The advantage of looking at multiple studies using different devices, facilitators, and evaluators is that we don’t need to rely on a single study with its potential flaws and idiosyncrasies to draw a conclusion about the relationship between frequency and severity. Here are some of the key takeaways:
- Frequency & severity aren’t correlated: The analysis of these nine studies suggests there is as much evidence that more severe problems happen less frequently than trivial ones as there is evidence that more severe problems happen more frequently.
- The first few users are NOT more likely to find the more critical issues: With little evidence supporting a correlation, it means those first five users are NOT more likely to uncover the more severe issues.
- Small sample size testing is still valuable: Just because the first few users won’t be more likely to uncover more severe problems DOES NOT mean that testing with smaller sample sizes should be dismissed. Problem severity ratings are subjective and the first few users still will uncover the most frequent issues (it’s basically a mathematical tautology: high frequency issues will be seen more of the time).
- Frequent issues often just appear more critical: When a problem affects a lot of users, even a trivial one, it just seems to be more critical, even if the impact is minimal on the experience. This co-mingling of the concepts affects our ability to accurately judge a correlation. While this is a problem for assessing the correlation between frequency and severity it’s probably not that harmful in practice.
- It’s difficult to independently test severity and frequency: In actual practice it doesn’t make sense NOT to have the facilitator of a usability test assign the severity ratings. Even the best written problem descriptions are difficult to understand without context. To mitigate the bias we have at least one additional evaluator rate the severity and then average them.
- Don’t be surprised by a correlation: Given the biases and co-mingling of frequency and severity, don’t be surprised to see a positive correlation in your data. We were surprised that most studies didn’t show a positive correlation despite these biases.

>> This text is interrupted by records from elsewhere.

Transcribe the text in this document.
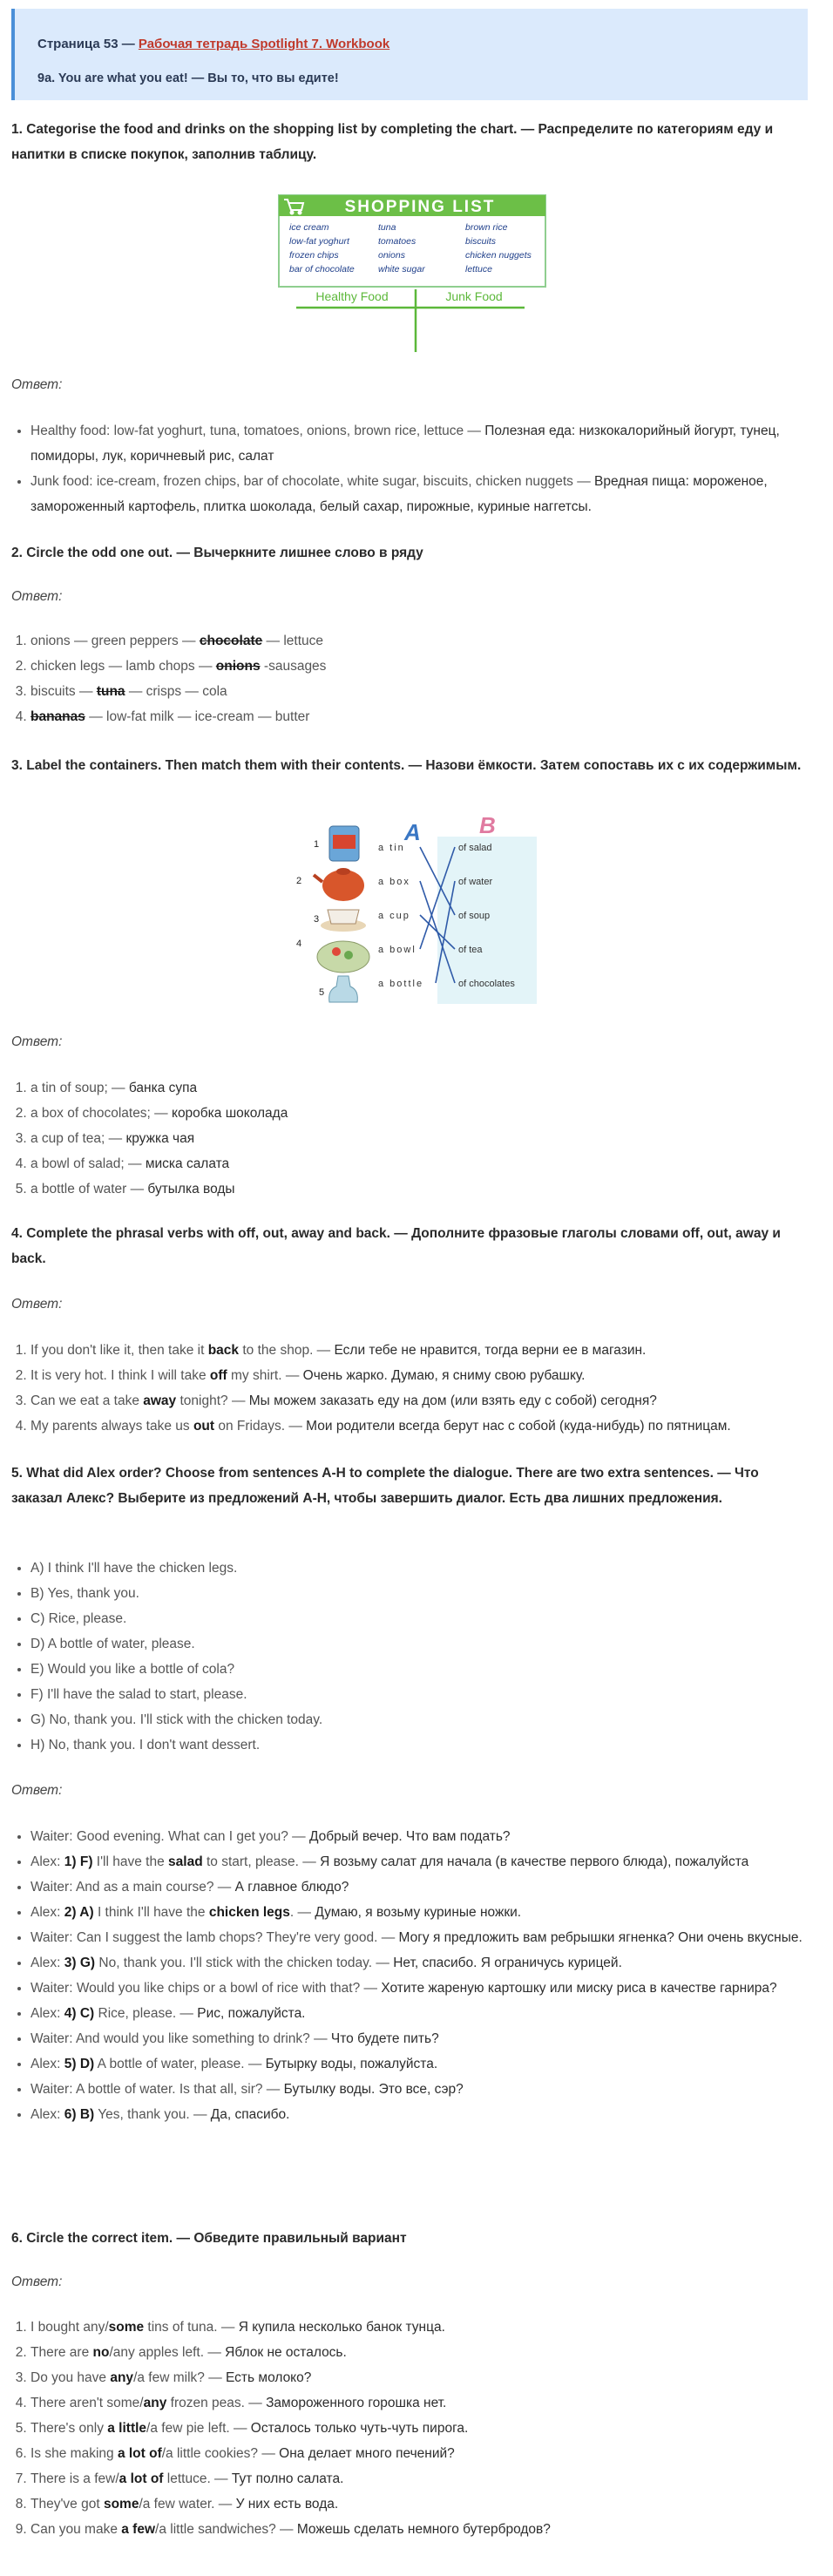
Страница 53 — Рабочая тетрадь Spotlight 7. Workbook
9a. You are what you eat! — Вы то, что вы едите!
1. Categorise the food and drinks on the shopping list by completing the chart. — Распределите по категориям еду и напитки в списке покупок, заполнив таблицу.
SHOPPING LIST
ice cream
low-fat yoghurt
frozen chips
bar of chocolate
tuna
tomatoes
onions
white sugar
brown rice
biscuits
chicken nuggets
lettuce
Healthy Food	Junk Food
Ответ:
• Healthy food: low-fat yoghurt, tuna, tomatoes, onions, brown rice, lettuce — Полезная еда: низкокалорийный йогурт, тунец, помидоры, лук, коричневый рис, салат
• Junk food: ice-cream, frozen chips, bar of chocolate, white sugar, biscuits, chicken nuggets — Вредная пища: мороженое, замороженный картофель, плитка шоколада, белый сахар, пирожные, куриные наггетсы.
2. Circle the odd one out. — Вычеркните лишнее слово в ряду
Ответ:
1. onions — green peppers — chocolate — lettuce
2. chicken legs — lamb chops — onions -sausages
3. biscuits — tuna — crisps — cola
4. bananas — low-fat milk — ice-cream — butter
3. Label the containers. Then match them with their contents. — Назови ёмкости. Затем сопоставь их с их содержимым.
A	B
1
2
3
4
5
a tin
a box
a cup
a bowl
a bottle
of salad
of water
of soup
of tea
of chocolates
Ответ:
1. a tin of soup; — банка супа
2. a box of chocolates; — коробка шоколада
3. a cup of tea; — кружка чая
4. a bowl of salad; — миска салата
5. a bottle of water — бутылка воды
4. Complete the phrasal verbs with off, out, away and back. — Дополните фразовые глаголы словами off, out, away и back.
Ответ:
1. If you don't like it, then take it back to the shop. — Если тебе не нравится, тогда верни ее в магазин.
2. It is very hot. I think I will take off my shirt. — Очень жарко. Думаю, я сниму свою рубашку.
3. Can we eat a take away tonight? — Мы можем заказать еду на дом (или взять еду с собой) сегодня?
4. My parents always take us out on Fridays. — Мои родители всегда берут нас с собой (куда-нибудь) по пятницам.
5. What did Alex order? Choose from sentences A-H to complete the dialogue. There are two extra sentences. — Что заказал Алекс? Выберите из предложений A-H, чтобы завершить диалог. Есть два лишних предложения.
• A) I think I'll have the chicken legs.
• B) Yes, thank you.
• C) Rice, please.
• D) A bottle of water, please.
• E) Would you like a bottle of cola?
• F) I'll have the salad to start, please.
• G) No, thank you. I'll stick with the chicken today.
• H) No, thank you. I don't want dessert.
Ответ:
• Waiter: Good evening. What can I get you? — Добрый вечер. Что вам подать?
• Alex: 1) F) I'll have the salad to start, please. — Я возьму салат для начала (в качестве первого блюда), пожалуйста
• Waiter: And as a main course? — А главное блюдо?
• Alex: 2) A) I think I'll have the chicken legs. — Думаю, я возьму куриные ножки.
• Waiter: Can I suggest the lamb chops? They're very good. — Могу я предложить вам ребрышки ягненка? Они очень вкусные.
• Alex: 3) G) No, thank you. I'll stick with the chicken today. — Нет, спасибо. Я ограничусь курицей.
• Waiter: Would you like chips or a bowl of rice with that? — Хотите жареную картошку или миску риса в качестве гарнира?
• Alex: 4) C) Rice, please. — Рис, пожалуйста.
• Waiter: And would you like something to drink? — Что будете пить?
• Alex: 5) D) A bottle of water, please. — Бутырку воды, пожалуйста.
• Waiter: A bottle of water. Is that all, sir? — Бутылку воды. Это все, сэр?
• Alex: 6) B) Yes, thank you. — Да, спасибо.
6. Circle the correct item. — Обведите правильный вариант
Ответ:
1. I bought any/some tins of tuna. — Я купила несколько банок тунца.
2. There are no/any apples left. — Яблок не осталось.
3. Do you have any/a few milk? — Есть молоко?
4. There aren't some/any frozen peas. — Замороженного горошка нет.
5. There's only a little/a few pie left. — Осталось только чуть-чуть пирога.
6. Is she making a lot of/a little cookies? — Она делает много печений?
7. There is a few/a lot of lettuce. — Тут полно салата.
8. They've got some/a few water. — У них есть вода.
9. Can you make a few/a little sandwiches? — Можешь сделать немного бутербродов?
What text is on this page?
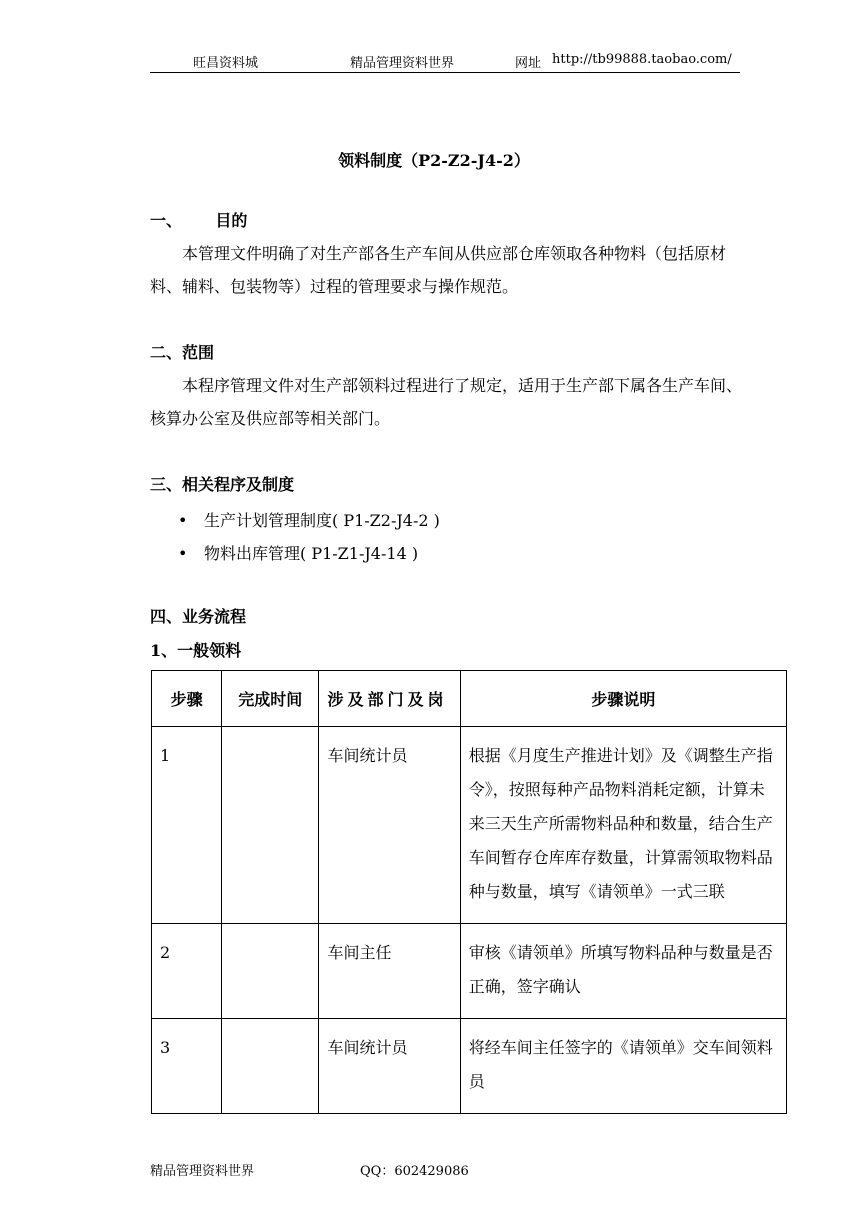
旺昌资料城	精品管理资料世界	网址 http://tb99888.taobao.com/
领料制度（P2-Z2-J4-2）
一、      目的
本管理文件明确了对生产部各生产车间从供应部仓库领取各种物料（包括原材料、辅料、包装物等）过程的管理要求与操作规范。
二、范围
本程序管理文件对生产部领料过程进行了规定，适用于生产部下属各生产车间、核算办公室及供应部等相关部门。
三、相关程序及制度
• 生产计划管理制度( P1-Z2-J4-2 )
• 物料出库管理( P1-Z1-J4-14 )
四、业务流程
1、一般领料
步骤	完成时间	涉及部门及岗	步骤说明
1		车间统计员	根据《月度生产推进计划》及《调整生产指令》，按照每种产品物料消耗定额，计算未来三天生产所需物料品种和数量，结合生产车间暂存仓库库存数量，计算需领取物料品种与数量，填写《请领单》一式三联
2		车间主任	审核《请领单》所填写物料品种与数量是否正确，签字确认
3		车间统计员	将经车间主任签字的《请领单》交车间领料员
精品管理资料世界	QQ：602429086
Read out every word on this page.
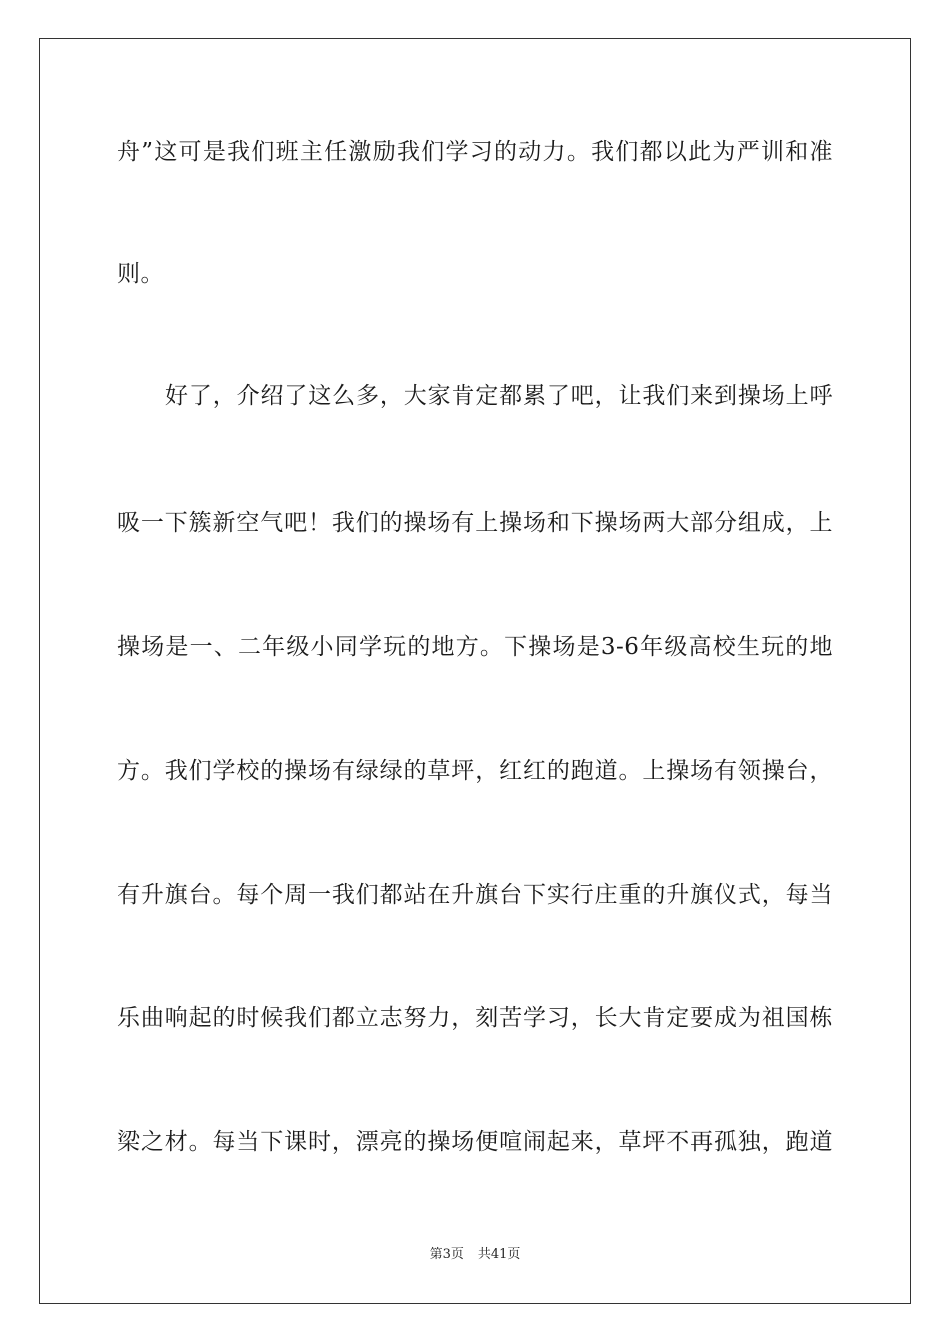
舟”这可是我们班主任激励我们学习的动力。我们都以此为严训和准
则。
好了，介绍了这么多，大家肯定都累了吧，让我们来到操场上呼
吸一下簇新空气吧！我们的操场有上操场和下操场两大部分组成，上
操场是一、二年级小同学玩的地方。下操场是3-6年级高校生玩的地
方。我们学校的操场有绿绿的草坪，红红的跑道。上操场有领操台，
有升旗台。每个周一我们都站在升旗台下实行庄重的升旗仪式，每当
乐曲响起的时候我们都立志努力，刻苦学习，长大肯定要成为祖国栋
梁之材。每当下课时，漂亮的操场便喧闹起来，草坪不再孤独，跑道
第3页 共41页
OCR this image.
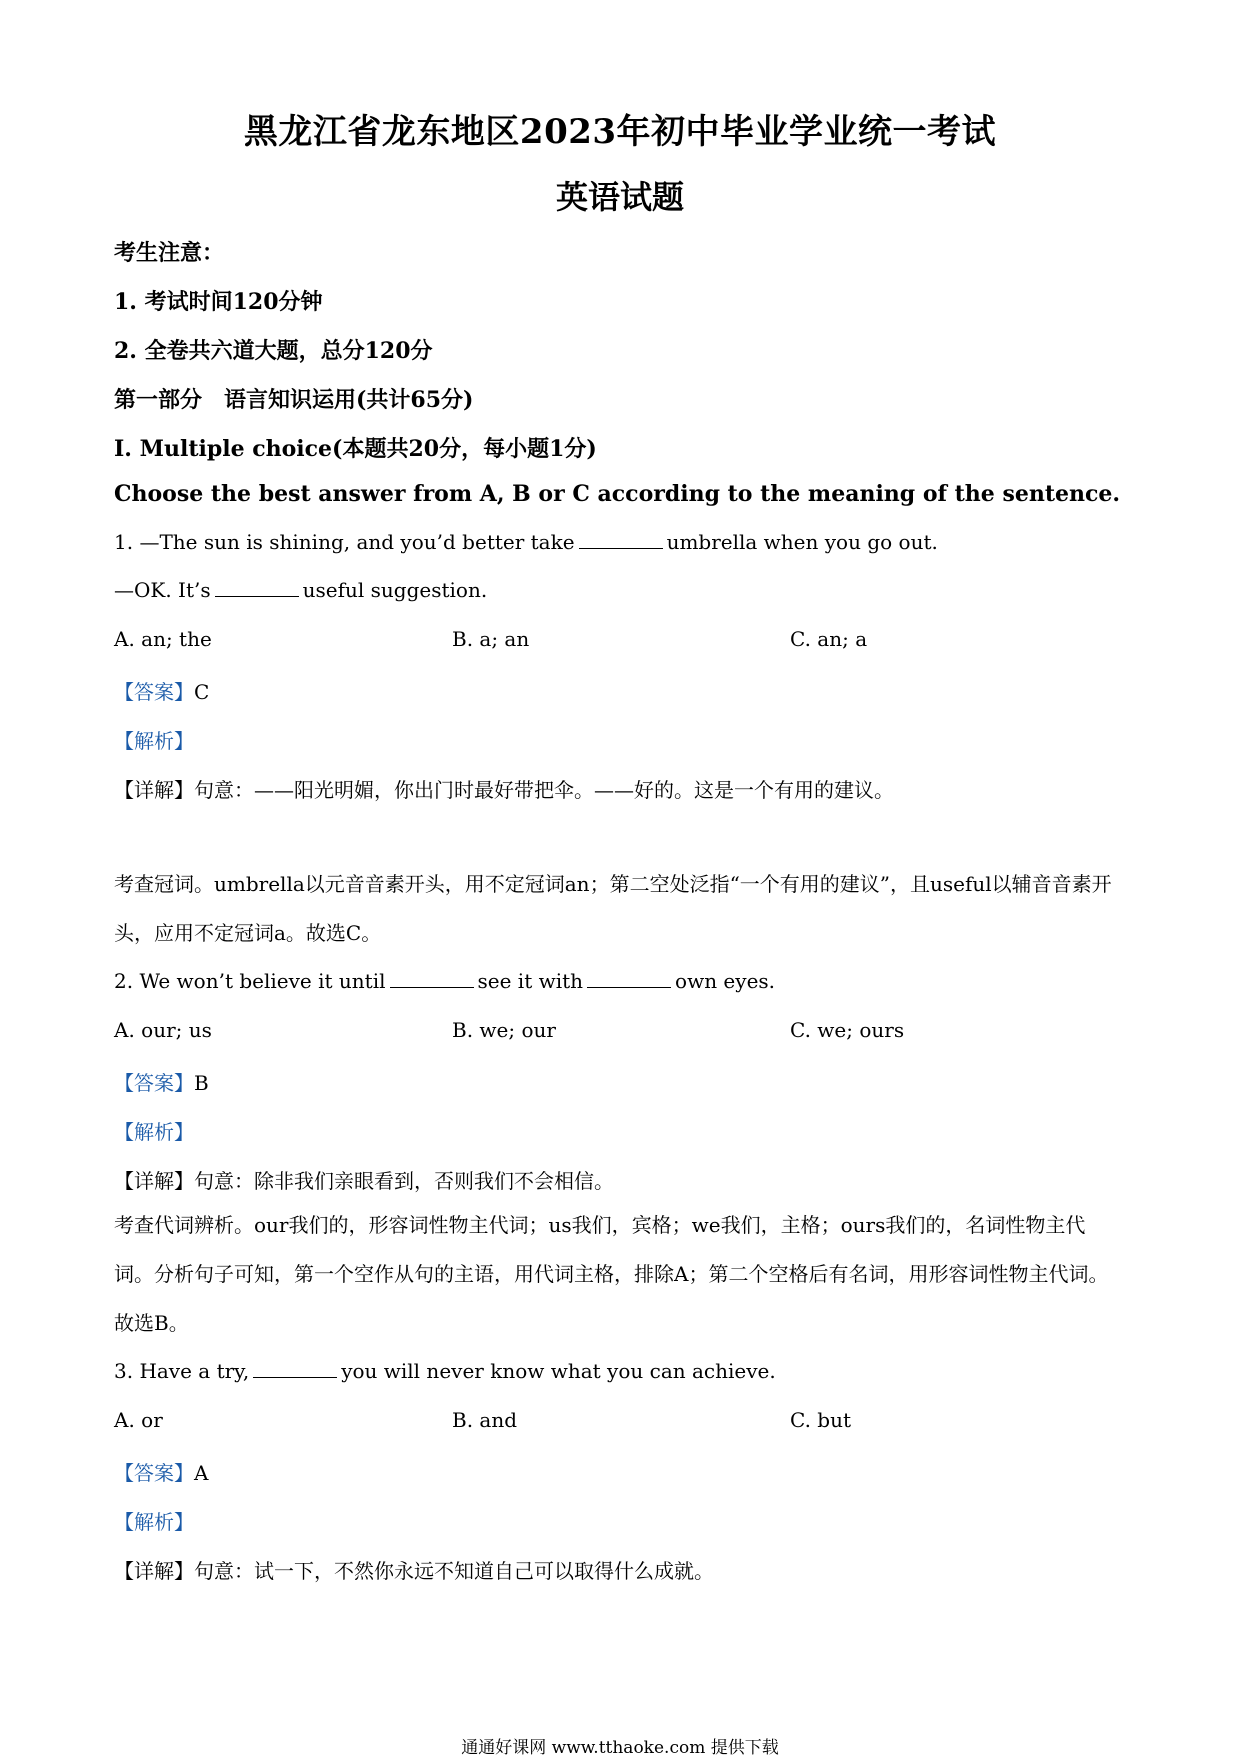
黑龙江省龙东地区2023年初中毕业学业统一考试
英语试题
考生注意：
1. 考试时间120分钟
2. 全卷共六道大题，总分120分
第一部分　语言知识运用(共计65分)
Ⅰ. Multiple choice(本题共20分，每小题1分)
Choose the best answer from A, B or C according to the meaning of the sentence.
1. —The sun is shining, and you’d better take	umbrella when you go out.
—OK. It’s	useful suggestion.
A. an; the	B. a; an	C. an; a
【答案】C
【解析】
【详解】句意：——阳光明媚，你出门时最好带把伞。——好的。这是一个有用的建议。
考查冠词。umbrella以元音音素开头，用不定冠词an；第二空处泛指“一个有用的建议”，且useful以辅音音素开头，应用不定冠词a。故选C。
2. We won’t believe it until	see it with	own eyes.
A. our; us	B. we; our	C. we; ours
【答案】B
【解析】
【详解】句意：除非我们亲眼看到，否则我们不会相信。
考查代词辨析。our我们的，形容词性物主代词；us我们，宾格；we我们，主格；ours我们的，名词性物主代词。分析句子可知，第一个空作从句的主语，用代词主格，排除A；第二个空格后有名词，用形容词性物主代词。故选B。
3. Have a try,	you will never know what you can achieve.
A. or	B. and	C. but
【答案】A
【解析】
【详解】句意：试一下，不然你永远不知道自己可以取得什么成就。
通通好课网 www.tthaoke.com 提供下载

- Problem severity ratings can be inconsistent: One of the reasons we recommend averaging ratings is that it’s a difficult and subjective job to assign severity ratings. For one study we had the same evaluators re-assign severity ratings after a two-day delay. While these intra-rater ratings correlated reasonably high (r ~ .5) it still showed that there is inherent unreliability in this task. Future studies may examine the impact of using more reliable rating methods and examine its impact on the correlation with problem frequency.